Candidatures fantômes

« Au moins deux personnes ont été surprises de se retrouver sur la liste des candidats » de la commission électorale selon une source au sein de l’institution. C’est le cas de l’ancien préfet d’Abidjan. Vincent Toh Bi Irié dit ne pas être candidat alors que son dossier a été bien déposé lundi en fin de journée par un certain Daniel Ninsemon. Il n’était bien évidemment pas accompagné des 50 millions, environs 75.000 €, que verse chaque candidat en guise de caution.
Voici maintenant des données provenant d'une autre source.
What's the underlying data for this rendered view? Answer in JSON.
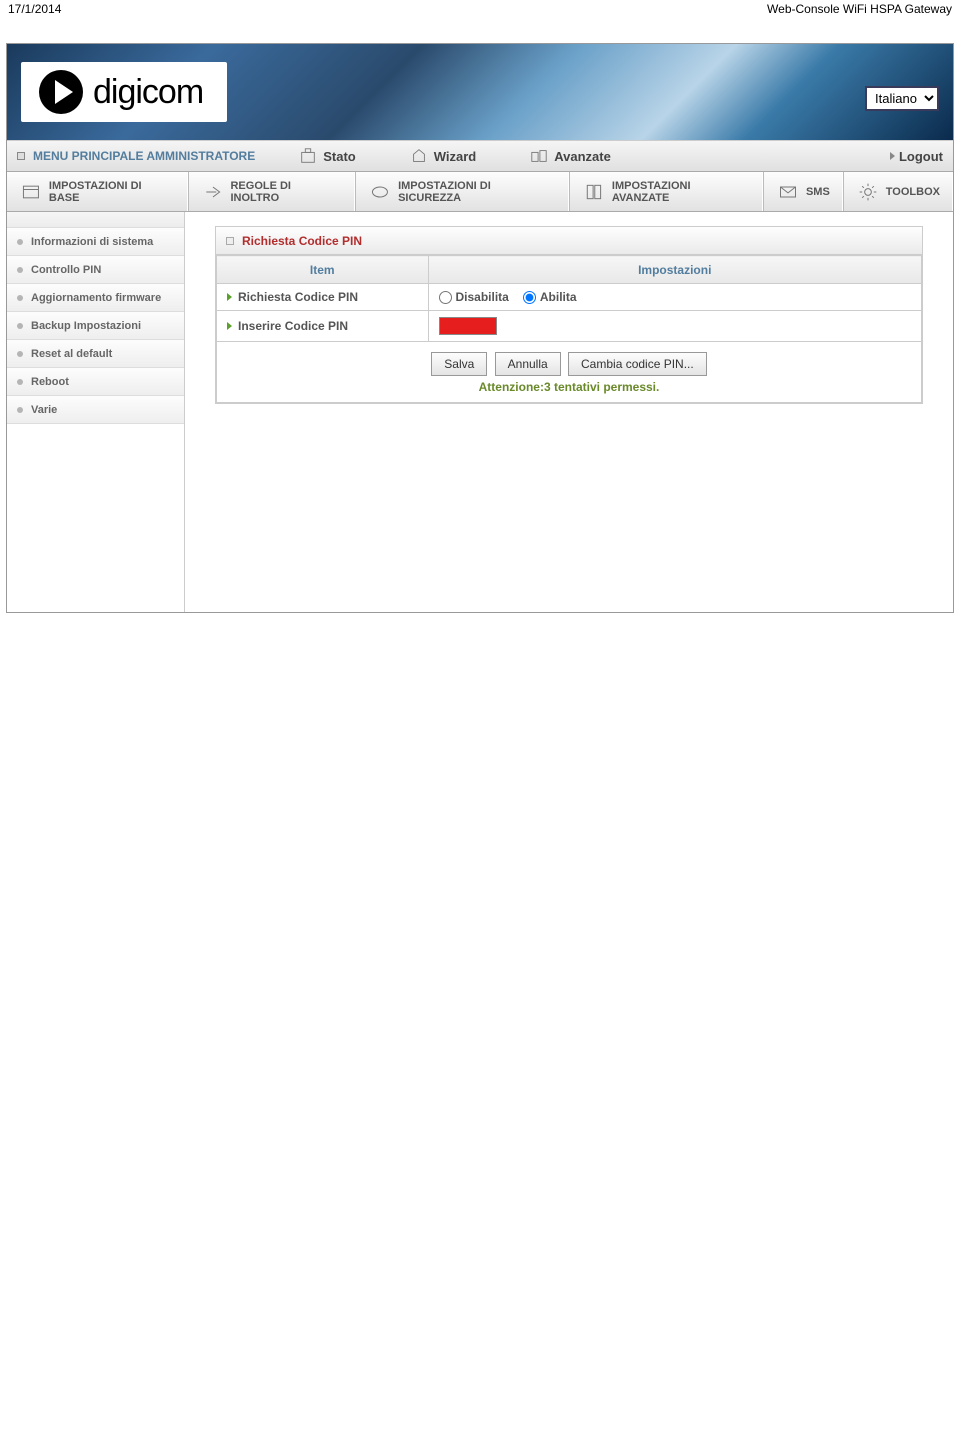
{
  "header": {
    "date": "17/1/2014",
    "page_title": "Web-Console WiFi HSPA Gateway"
  },
  "brand": {
    "name": "digicom"
  },
  "language": {
    "selected": "Italiano"
  },
  "topnav": {
    "main_label": "MENU PRINCIPALE AMMINISTRATORE",
    "items": [
      {
        "label": "Stato"
      },
      {
        "label": "Wizard"
      },
      {
        "label": "Avanzate"
      }
    ],
    "logout": "Logout"
  },
  "tabs": [
    {
      "label": "IMPOSTAZIONI DI BASE"
    },
    {
      "label": "REGOLE DI INOLTRO"
    },
    {
      "label": "IMPOSTAZIONI DI SICUREZZA"
    },
    {
      "label": "IMPOSTAZIONI AVANZATE"
    },
    {
      "label": "SMS"
    },
    {
      "label": "TOOLBOX"
    }
  ],
  "sidebar": {
    "items": [
      {
        "label": "Informazioni di sistema"
      },
      {
        "label": "Controllo PIN"
      },
      {
        "label": "Aggiornamento firmware"
      },
      {
        "label": "Backup Impostazioni"
      },
      {
        "label": "Reset al default"
      },
      {
        "label": "Reboot"
      },
      {
        "label": "Varie"
      }
    ]
  },
  "panel": {
    "title": "Richiesta Codice PIN",
    "col_item": "Item",
    "col_settings": "Impostazioni",
    "row1_label": "Richiesta Codice PIN",
    "radio_disable": "Disabilita",
    "radio_enable": "Abilita",
    "row2_label": "Inserire Codice PIN",
    "btn_save": "Salva",
    "btn_cancel": "Annulla",
    "btn_change": "Cambia codice PIN...",
    "warning": "Attenzione:3 tentativi permessi."
  }
}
Parmi les 45 noms qui figurent sur une liste que nous avons pu consulter à la Cei, de nombreux anonymes dont la plupart n’ont pas daigné verser ladite caution. « Certains veulent juste amuser la galerie » admet un agent de la Cei. « Plus de 80% des dossiers soumis seraient incomplets » selon Yacouba Sangaré. Le Directeur de la rédaction du Patriote indexe aussi des « candidatures improbables comme celles de Gbagbo et de Soro qui ne sont pas éligibles du fait de leurs condamnations par la justice ivoirienne ».  Le patron de la rédaction de ce grand quotidien d’Abidjan, proche de la majorité s’attend « à pas plus de 5 ou 6 candidats » en fin de compte.

La présidentielle est prévue pour le 31 octobre prochain alors que le Covid-19 semble sous contrôle ces derniers jours en Côte d’Ivoire  avec 18103 cas au total le 1er septembre et 117 morts en tout. Depuis fin août, plusieurs jours ont affiché zéro nouveau cas.